To Short Sale Or Not To Short Sale

Just how is the average American supposed to make their way through the existing real estate market and foreclosure crisis?

Real estate values are down 50 percent or more in some areas from their values at the peak of the market and unemployment in California is above the ten percent mark. Across the nation, over one third of individuals who own their homes owe more than their homes are worth. Better than one out of every eight home loans are delinquent in some respect, and there doesn’t seem to be an end in sight.

If you are in the position of defaulting on your home loan, you have only a handful of avenues to go: a loan modification, a foreclosure or a short sale. A lot of the advise you will get these days would point towards the short sales, as they offer a benefit to real estate agents, lenders and buyers. But are short sales the best option available to the actual home owner?

Generally, it truly is not in your best interest, even though those working with you during this time of need may want you to believe it is.

If we take a closer look, we can see the consequences to various actions. So you are struggling to make mortgage payments. If you should stop making payments, what will happen?

An immediate consequence is that your credit will be harmed. Your credit score is crucial to future lenders who may have to decide at some later point if you are worthy of making a loan to, and could mean you have to turn to private money in the future. Additionally, your credit score is also being used by potential landlords and employers. It’s not a figure to be taken lightly.

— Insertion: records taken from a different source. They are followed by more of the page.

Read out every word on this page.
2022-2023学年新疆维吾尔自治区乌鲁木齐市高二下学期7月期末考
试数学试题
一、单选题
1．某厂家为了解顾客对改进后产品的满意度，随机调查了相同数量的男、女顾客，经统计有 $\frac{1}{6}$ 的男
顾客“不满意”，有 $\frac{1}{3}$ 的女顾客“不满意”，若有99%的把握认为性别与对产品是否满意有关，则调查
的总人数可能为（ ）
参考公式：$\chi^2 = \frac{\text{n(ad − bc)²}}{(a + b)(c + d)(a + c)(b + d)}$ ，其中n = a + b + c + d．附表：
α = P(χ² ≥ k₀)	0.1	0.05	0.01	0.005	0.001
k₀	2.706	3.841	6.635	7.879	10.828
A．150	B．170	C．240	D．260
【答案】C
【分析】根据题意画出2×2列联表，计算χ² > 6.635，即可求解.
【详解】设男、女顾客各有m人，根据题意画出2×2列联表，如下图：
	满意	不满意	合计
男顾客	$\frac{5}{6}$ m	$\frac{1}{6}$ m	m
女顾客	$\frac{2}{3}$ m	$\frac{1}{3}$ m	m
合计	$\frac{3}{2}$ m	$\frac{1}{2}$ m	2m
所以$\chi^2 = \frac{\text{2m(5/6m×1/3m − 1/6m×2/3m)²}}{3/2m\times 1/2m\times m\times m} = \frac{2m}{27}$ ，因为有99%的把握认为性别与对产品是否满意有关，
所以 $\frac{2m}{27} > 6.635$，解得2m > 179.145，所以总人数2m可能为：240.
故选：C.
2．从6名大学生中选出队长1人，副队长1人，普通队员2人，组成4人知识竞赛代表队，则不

Your FICO, or credit score is created with old and proprietary formulas using data collected from your entire credit history. These credit scores are basically an indicator of how likely an individual is to default during the first two years of a loan, and are used by almost everyone who extends credit.

Other companies have their own formulas that do pretty much the same thing. On another popular credit score scale, which runs from 500 to 990, stopping payments on all your loans will drop you into the low 600s.

If you have a credit score of less than 600 these days, getting a loan for any purpose can be very hard (unless you are looking at going with private hard money lenders). When deciding on which direction you want to go, doing a short sale of your house will not save your credit, contrary to what many may want you to believe. So are there any benefits to short selling your house instead of walking away?

The biggest benefit is getting the debt you owe forgiven (be sure to read the fine print), and avoiding a foreclosure on your credit. A short sale will impact your credit score about the same as a foreclosure, but with a short sale, you will be eligible for another conventional type loan in about two years or so, as opposed to three or more that a foreclosure will require.

You may want to consider looking into loan modification. Oftentimes, this is a long process to work with the banks on, but if you need to stay in your home and save your credit, a loan modification may be a better solution to look at.

You must to do your own research before you choose which direction or option you are going to pursue. It will also matter in which state you live, as there will be different ramifications for the various options. Locate a good real estate professional and/or real estate lawyer, make an appointment, and discuss all your options before you make a decision. When making this decision, make sure you are comfortable with the direction you choose, good luck!